Trey Campbell is an American singer and songwriter. He is best known for his involvement in Equinox, who represented Bulgaria in the Eurovision Song Contest 2018. Based in Los Angeles, he has written songs for several artists, including Dua Lipa, Bebe Rexha, Alexandra Stan, and Guy Sebastian. He is known for his involvement in the Eurovision Song Contest and in fashion modelling.

== Early life ==
Campbell grew up in Gastonia, North Carolina. During his time at elementary and middle school, he was bullied due to his height and obesity, so he began to sing and make music. He later moved to California, where he joined a small studio and learned how to make music. He was also a background singer at this time, but avoided being a solo singer due to concerns of further bullying due to his size.

== Career ==

=== Eurovision ===
Campbell was one of five members of the group Equinox alongside Bulgarian singers Zhana Bergendorff, Georgi Simeonov, and Vladimir Mihaylov, as well as American artist Johnny Manuel. Equinox competed for Bulgaria in the Eurovision Song Contest 2018 with the song "Bones", where Campbell was a singer and co-producer. Equinox finished in 14th place in the final. Despite plans for the group to continue producing music after the contest, they have been inactive since, with each of the members pursuing solo careers in music.

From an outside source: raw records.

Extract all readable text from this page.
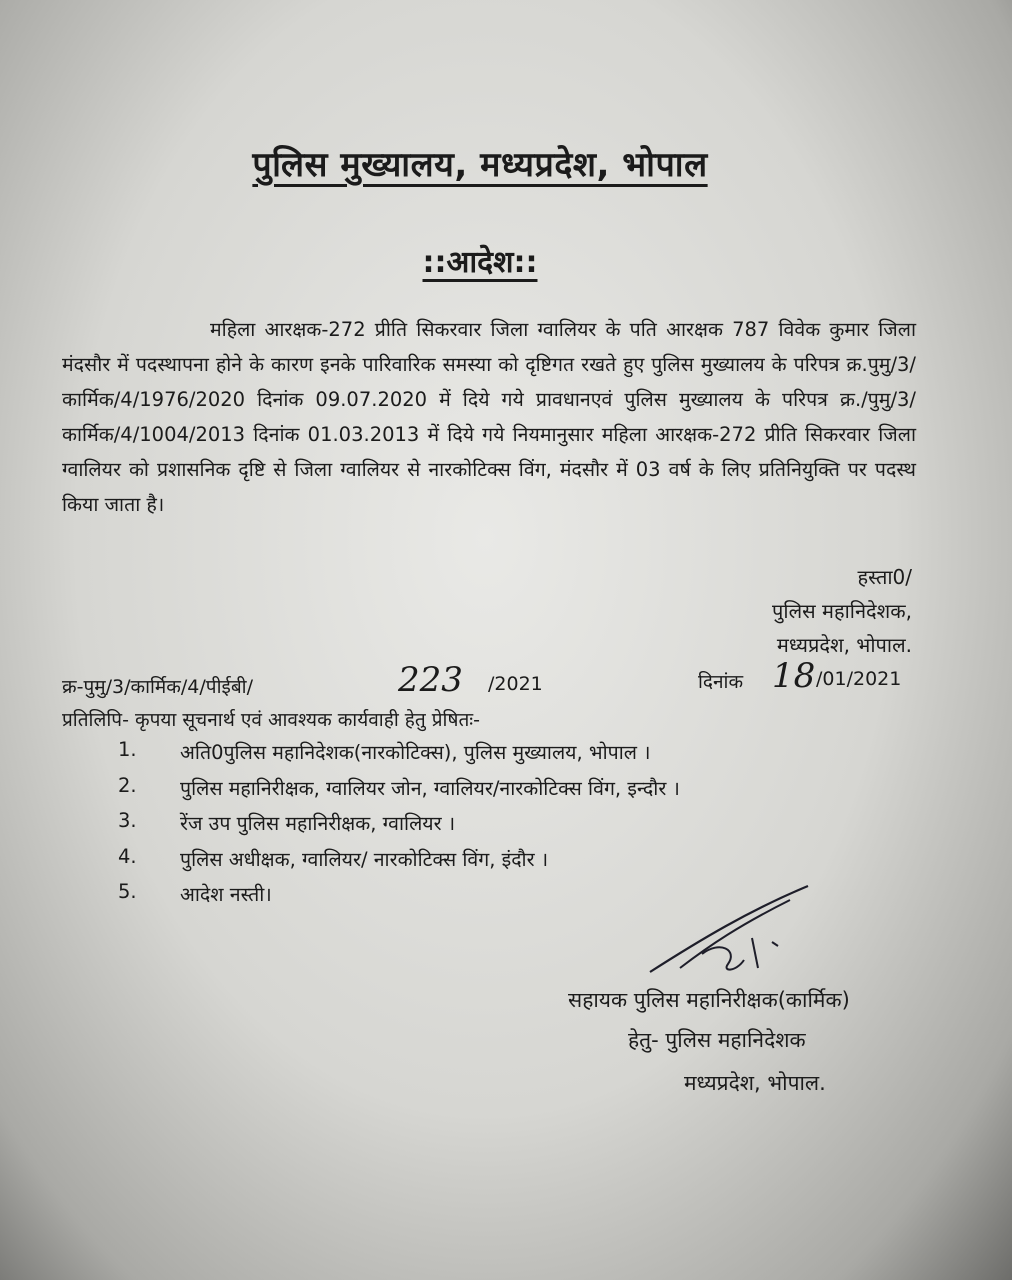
पुलिस मुख्यालय, मध्यप्रदेश, भोपाल
::आदेश::
महिला आरक्षक-272 प्रीति सिकरवार जिला ग्वालियर के पति आरक्षक 787 विवेक कुमार जिला मंदसौर में पदस्थापना होने के कारण इनके पारिवारिक समस्या को दृष्टिगत रखते हुए पुलिस मुख्यालय के परिपत्र क्र.पुमु/3/कार्मिक/4/1976/2020 दिनांक 09.07.2020 में दिये गये प्रावधानएवं पुलिस मुख्यालय के परिपत्र क्र./पुमु/3/कार्मिक/4/1004/2013 दिनांक 01.03.2013 में दिये गये नियमानुसार महिला आरक्षक-272 प्रीति सिकरवार जिला ग्वालियर को प्रशासनिक दृष्टि से जिला ग्वालियर से नारकोटिक्स विंग, मंदसौर में 03 वर्ष के लिए प्रतिनियुक्ति पर पदस्थ किया जाता है।
हस्ता0/
पुलिस महानिदेशक,
मध्यप्रदेश, भोपाल.
क्र-पुमु/3/कार्मिक/4/पीईबी/	223 /2021	दिनांक 18 /01/2021
प्रतिलिपि- कृपया सूचनार्थ एवं आवश्यक कार्यवाही हेतु प्रेषितः-
1.	अति0पुलिस महानिदेशक(नारकोटिक्स), पुलिस मुख्यालय, भोपाल ।
2.	पुलिस महानिरीक्षक, ग्वालियर जोन, ग्वालियर/नारकोटिक्स विंग, इन्दौर ।
3.	रेंज उप पुलिस महानिरीक्षक, ग्वालियर ।
4.	पुलिस अधीक्षक, ग्वालियर/ नारकोटिक्स विंग, इंदौर ।
5.	आदेश नस्ती।
सहायक पुलिस महानिरीक्षक(कार्मिक)
हेतु- पुलिस महानिदेशक
मध्यप्रदेश, भोपाल.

One year after representing Bulgaria at Eurovision, Campbell co-wrote the song "Truth" by Chingiz, which represented Azerbaijan at the Eurovision Song Contest 2019. It finished in 8th place with 302 points.

=== Fashion ===
Campbell became closely affiliated with international company ASOS when he was selected to be part of the first and second New York Fashion Week Men’s presentations. He became the first plus-size male model to walk exclusively for ASOS.

=== Songwriting and production ===
Trey has written songs for several artists, including Dua Lipa, Bebe Rexha, Alexandra Stan, and Guy Sebastian. He also co-produced the song "Body" by Ella Henderson.

In 2025, Campbell appeared on the Netflix music docu-reality series Hitmakers.